Showa Denki Carbon Factory, Osaka #8 Naruo Dispatch Camp
POW’s worked for Showa Denkyoku (Showa Electrode Company, now SEC Carbon), in a graphite factory.
Party to SHOWA DENKI then TOYAMA from Kobe
(INFORMATION from ‘J’ Force, A Dandie)
At Kobe House on 13 October 1944 a work Party was arranged – the Japanese the Camp 60 men would be required to go to Showa Denki to live-in instead of supplying a daily party from Kobe House.
Only part of the 60 men left on Thursday 15 February 1945 – they were told the previous evening to be ready to move out at 0630 hours. The 19 man draft (including four 2/4th men) was headed up by Lieut. Goddard:
ANDERSON M.W. (Mervyn) Pte.
BROWN A.D. (Doug) Cpl.
BROWN A.M. (Arthur) Cpl.
DRAPER A.M. (Arthur) Cpl.
DUNN W.T. (Bill) Pte.
EDWARDS J.J. (Stan) Pte.
GILES F.W. (Frank) Pte.
GILES T.J. (Tommy) Pte.
GODDARD K.W. (Keith) Lieut.
GREY J.E. (John) Pte.
HARRIS N.J. (Norm) Sgt.
JONES A.J. (Alf) Sgt.
LUCAS R.G. (Bob) Pte.
LUTZ E.H. (Ted) L/Cpl.
LYMN R.R. (Bob) Gnr.
McCLYMONT W.J. (Jim) Cpl.
McCOLL A. (Alan) Pte.
McFARLANE C.K. (Keith) Pte.
WINEPRESS F.O.C. (Tibby) Pte.
YEATES C.J. (Charlie) Pte.
Giles reported there were other POWs at Showa – Americans, British and Australians –totaling 100 men. He reported the Americans were in terrible shape having spent 6 weeks at sea sailing from Manila.
The Party worked at Showa Denki for about three months. The work was very hard and food very poor resulting in men rapidly losing quite a bit of weight
The POW Camp sat in open ground in the midst of rice paddy fields about a mile from a steel mill and approx. a couple of miles from Toyama City.
The pitch pit
This must have been one of the worst jobs. Bill Dunn and Norm Harris worked a two-hour shift here, covering their faces and exposed skin with white cream to prevent burning. They had the rest of the day free.

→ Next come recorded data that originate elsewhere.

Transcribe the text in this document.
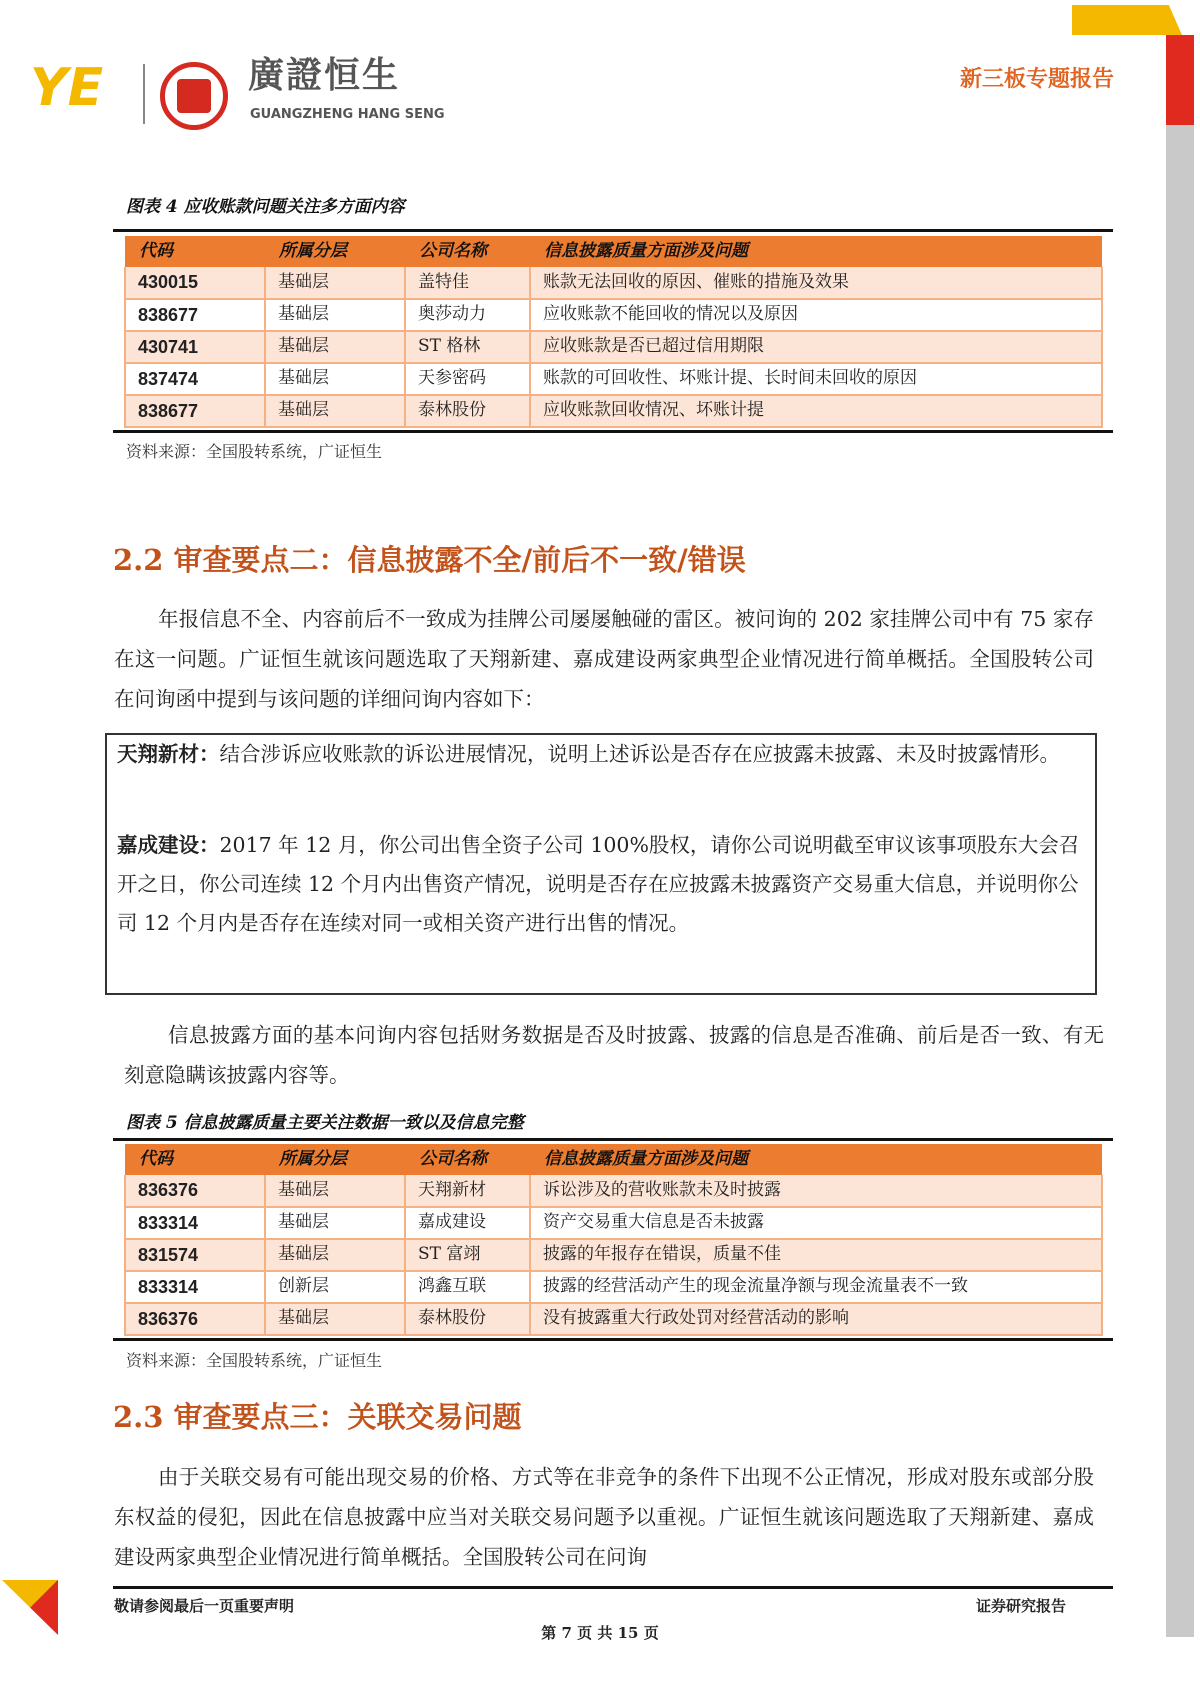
YE	廣證恒生
GUANGZHENG HANG SENG
新三板专题报告
图表 4 应收账款问题关注多方面内容
代码	所属分层	公司名称	信息披露质量方面涉及问题
430015	基础层	盖特佳	账款无法回收的原因、催账的措施及效果
838677	基础层	奥莎动力	应收账款不能回收的情况以及原因
430741	基础层	ST 格林	应收账款是否已超过信用期限
837474	基础层	天参密码	账款的可回收性、坏账计提、长时间未回收的原因
838677	基础层	泰林股份	应收账款回收情况、坏账计提
资料来源：全国股转系统，广证恒生
2.2 审查要点二：信息披露不全/前后不一致/错误
年报信息不全、内容前后不一致成为挂牌公司屡屡触碰的雷区。被问询的 202 家挂牌公司中有 75 家存在这一问题。广证恒生就该问题选取了天翔新建、嘉成建设两家典型企业情况进行简单概括。全国股转公司在问询函中提到与该问题的详细问询内容如下：
天翔新材：结合涉诉应收账款的诉讼进展情况，说明上述诉讼是否存在应披露未披露、未及时披露情形。
嘉成建设：2017 年 12 月，你公司出售全资子公司 100%股权，请你公司说明截至审议该事项股东大会召开之日，你公司连续 12 个月内出售资产情况，说明是否存在应披露未披露资产交易重大信息，并说明你公司 12 个月内是否存在连续对同一或相关资产进行出售的情况。
信息披露方面的基本问询内容包括财务数据是否及时披露、披露的信息是否准确、前后是否一致、有无刻意隐瞒该披露内容等。
图表 5 信息披露质量主要关注数据一致以及信息完整
代码	所属分层	公司名称	信息披露质量方面涉及问题
836376	基础层	天翔新材	诉讼涉及的营收账款未及时披露
833314	基础层	嘉成建设	资产交易重大信息是否未披露
831574	基础层	ST 富翊	披露的年报存在错误，质量不佳
833314	创新层	鸿鑫互联	披露的经营活动产生的现金流量净额与现金流量表不一致
836376	基础层	泰林股份	没有披露重大行政处罚对经营活动的影响
资料来源：全国股转系统，广证恒生
2.3 审查要点三：关联交易问题
由于关联交易有可能出现交易的价格、方式等在非竞争的条件下出现不公正情况，形成对股东或部分股东权益的侵犯，因此在信息披露中应当对关联交易问题予以重视。广证恒生就该问题选取了天翔新建、嘉成建设两家典型企业情况进行简单概括。全国股转公司在问询
敬请参阅最后一页重要声明	证券研究报告
第 7 页 共 15 页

POWs working in this job earlier on (those who travelled daily from Kobe House) suffered terrible ‘pitch’ burns to exposed skin and severe burning to their eyes. The Japanese with whom they worked had their faces covered with masks of cloth but did not supply same to the Australians, nor did they relay any instructions about protection. The POWs discovered when marching back to the railway station their facial skin was turning black and peeling off – the result of the burning heat of the rays from the pitch.
Tommy Giles was recorded in ‘J Force’ by A. Dandie as saying Goddard did an excellent job
“I didn’t know him that well at Kobe house, but his job at Showa Denki was second to none. He was always putting himself on the line, trying to get a little better something for us all, and really copping it too. Lieut. Tommy Goddard really did a top job.”

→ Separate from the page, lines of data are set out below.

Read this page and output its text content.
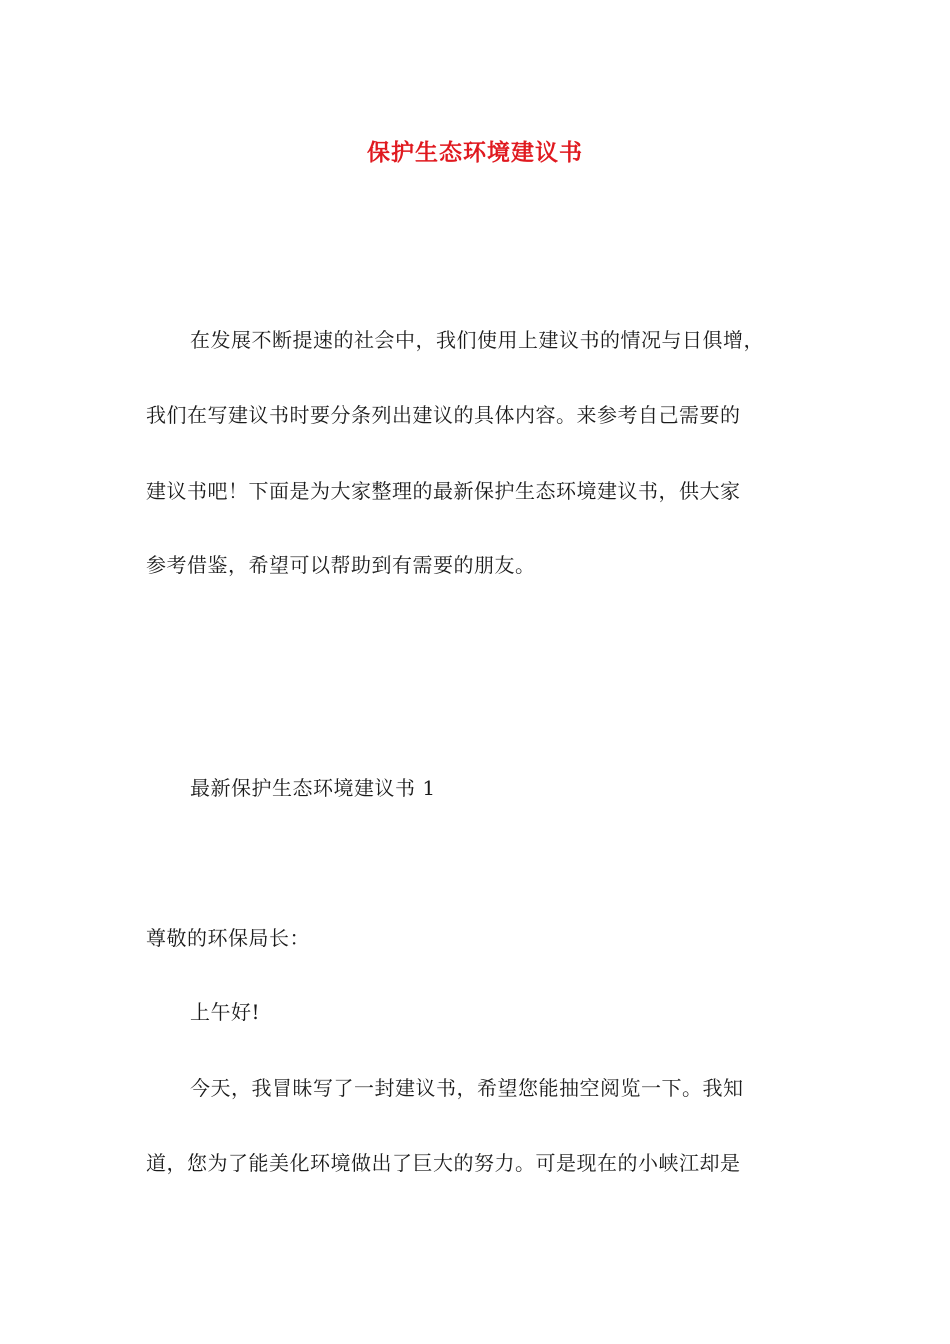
保护生态环境建议书
在发展不断提速的社会中，我们使用上建议书的情况与日俱增，
我们在写建议书时要分条列出建议的具体内容。来参考自己需要的
建议书吧！下面是为大家整理的最新保护生态环境建议书，供大家
参考借鉴，希望可以帮助到有需要的朋友。
最新保护生态环境建议书 1
尊敬的环保局长：
上午好!
今天，我冒昧写了一封建议书，希望您能抽空阅览一下。我知
道，您为了能美化环境做出了巨大的努力。可是现在的小峡江却是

Capt Boyce from Kobe House wrote (AWM54-554/15/1 –
“later heard that they (men at Showa Denka) were harshly treated and had a bad time with progressive starvation and gross weight loss.”
The men were subjected to strafing by American Navy planes on several occasions as the factory was located near a Japanese airfield. Fortunately there were no casualties. The men did witness a lone B-29 flying low over Showa without dropping bombs. It was presumed to be doing reconnaissance and taking photographs.
The men were glad to be leaving the generally bad conditions of Showa. They were entrained to Toyama Camp on the west coast of Honshu Island.
A few days after leaving the men heard there had been an air raid and Showa Denki destroyed and probably the airfield.
Below Draper, below right Alf Jones
Left: Harris, Below: Lymn
TOYAMA POW CAMP, HONSHU
The majority of men worked at Toyama unloading iron ore from barges for the steel mill. Other cargoes included cement, salt and beans. POWs carried the iron ore out of the barges loaded in big baskets on their backs. The baskets were attached to a board a few feet long and looped over each shoulder. They were required to carry about 10 ton per day. The week before the war finished the men’s working hours increased to 24 hours on and 12 hours off!
There was much bashing by the guards and the hanchos (locals employed).